Lopez had been expected to challenge Chavez in the 2012 presidential election but was forced to hand the baton to Capriles, who lost that vote and a second, much closer one against Maduro after Chavez's death. Lopez was later jailed amid violent protests in 2014.
Maduro's government says a U.S.-backed business elite is responsible for Venezuela's economic downturn and is trying to foment a coup to impose right-wing rule under the guise of peaceful protests.
"Mr. Capriles, you're trying to ignite the country," Socialist Party official Freddy Bernal said during a government rally Thursday. "You're looking for deaths. Don't then come like a sissy saying that you're a political prisoner."
Capriles signaled he was not stepping down, by tweeting, "I'm still here and still your governor, we got here through votes and only the people decide."
Teen fatally shot
Venezuelan authorities confirmed a 19-year-old man was killed Thursday during demonstrations, the first death since the Supreme Court controversy blew up last week.

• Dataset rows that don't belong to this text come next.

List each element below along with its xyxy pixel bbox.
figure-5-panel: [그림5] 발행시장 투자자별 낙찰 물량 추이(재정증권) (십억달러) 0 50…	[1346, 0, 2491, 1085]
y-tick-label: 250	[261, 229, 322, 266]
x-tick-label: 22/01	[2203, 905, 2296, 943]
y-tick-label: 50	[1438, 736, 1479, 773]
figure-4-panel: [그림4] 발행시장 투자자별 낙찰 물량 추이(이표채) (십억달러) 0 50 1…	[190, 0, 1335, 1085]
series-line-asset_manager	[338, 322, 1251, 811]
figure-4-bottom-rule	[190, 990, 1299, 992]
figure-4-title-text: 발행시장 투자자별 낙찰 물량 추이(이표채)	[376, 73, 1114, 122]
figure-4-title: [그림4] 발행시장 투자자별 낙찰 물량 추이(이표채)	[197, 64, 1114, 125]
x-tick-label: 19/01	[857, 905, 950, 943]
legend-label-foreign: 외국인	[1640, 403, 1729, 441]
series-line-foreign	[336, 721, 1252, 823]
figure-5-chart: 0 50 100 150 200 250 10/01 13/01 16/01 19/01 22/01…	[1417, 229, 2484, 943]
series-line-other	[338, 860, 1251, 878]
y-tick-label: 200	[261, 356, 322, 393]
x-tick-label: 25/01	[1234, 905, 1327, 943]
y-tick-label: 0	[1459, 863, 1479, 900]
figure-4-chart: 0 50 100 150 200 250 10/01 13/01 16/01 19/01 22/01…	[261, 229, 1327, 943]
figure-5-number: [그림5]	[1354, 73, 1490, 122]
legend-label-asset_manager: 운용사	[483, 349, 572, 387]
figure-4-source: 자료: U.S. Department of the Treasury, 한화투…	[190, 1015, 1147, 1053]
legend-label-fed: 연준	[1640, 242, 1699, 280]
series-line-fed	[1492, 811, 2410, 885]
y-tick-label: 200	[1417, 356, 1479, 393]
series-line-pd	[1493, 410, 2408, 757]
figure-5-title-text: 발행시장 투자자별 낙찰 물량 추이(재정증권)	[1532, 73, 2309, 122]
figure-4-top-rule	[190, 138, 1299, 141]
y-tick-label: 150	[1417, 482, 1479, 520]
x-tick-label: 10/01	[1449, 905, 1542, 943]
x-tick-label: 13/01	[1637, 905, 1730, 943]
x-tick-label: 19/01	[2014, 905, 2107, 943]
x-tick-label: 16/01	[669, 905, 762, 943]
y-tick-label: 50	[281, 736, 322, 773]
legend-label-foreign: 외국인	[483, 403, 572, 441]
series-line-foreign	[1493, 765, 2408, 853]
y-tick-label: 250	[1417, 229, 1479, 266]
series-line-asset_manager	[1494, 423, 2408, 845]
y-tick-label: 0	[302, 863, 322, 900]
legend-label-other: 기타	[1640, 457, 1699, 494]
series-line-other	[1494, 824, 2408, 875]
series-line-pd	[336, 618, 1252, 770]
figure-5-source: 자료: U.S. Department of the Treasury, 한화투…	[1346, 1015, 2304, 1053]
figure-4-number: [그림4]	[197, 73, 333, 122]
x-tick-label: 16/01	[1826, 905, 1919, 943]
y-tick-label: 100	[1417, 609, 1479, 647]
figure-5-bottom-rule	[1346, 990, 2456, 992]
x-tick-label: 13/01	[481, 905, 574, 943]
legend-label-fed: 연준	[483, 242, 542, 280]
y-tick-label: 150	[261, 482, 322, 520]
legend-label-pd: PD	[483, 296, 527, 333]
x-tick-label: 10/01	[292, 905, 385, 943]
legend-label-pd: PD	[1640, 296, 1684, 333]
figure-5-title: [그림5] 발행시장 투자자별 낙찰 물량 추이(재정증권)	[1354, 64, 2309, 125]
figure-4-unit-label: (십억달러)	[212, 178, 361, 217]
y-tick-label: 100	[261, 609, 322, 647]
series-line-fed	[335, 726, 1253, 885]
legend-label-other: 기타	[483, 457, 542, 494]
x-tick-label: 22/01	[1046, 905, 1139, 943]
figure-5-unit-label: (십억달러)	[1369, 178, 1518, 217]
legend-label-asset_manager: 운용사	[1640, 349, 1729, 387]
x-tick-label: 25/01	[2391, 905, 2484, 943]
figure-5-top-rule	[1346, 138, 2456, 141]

The public prosecutor said later Friday that it would charge Police Officer Rohenluis Mata with the death of Jairo Ortiz, who the interior minister said was not a protester.
Opposition leaders said Ortiz was shot as authorities tried to break up the protest in the hilly, low-income Carrizal area on the outskirts of Caracas.
Local media reported Ortiz was a university student planning to emigrate from Venezuela, like many in the middle class.
Venezuela's oil-dependent economy is suffering from a brutal recession that has millions of people skipping meals because of steep inflation and low salaries.
"We're not only protesting Jairo's assassination, we're also protesting this coup, and we're asking for the opening of a humanitarian channel," said Carlos Arancibia, 25, a writer demonstrating against Ortiz' death in a small march Friday.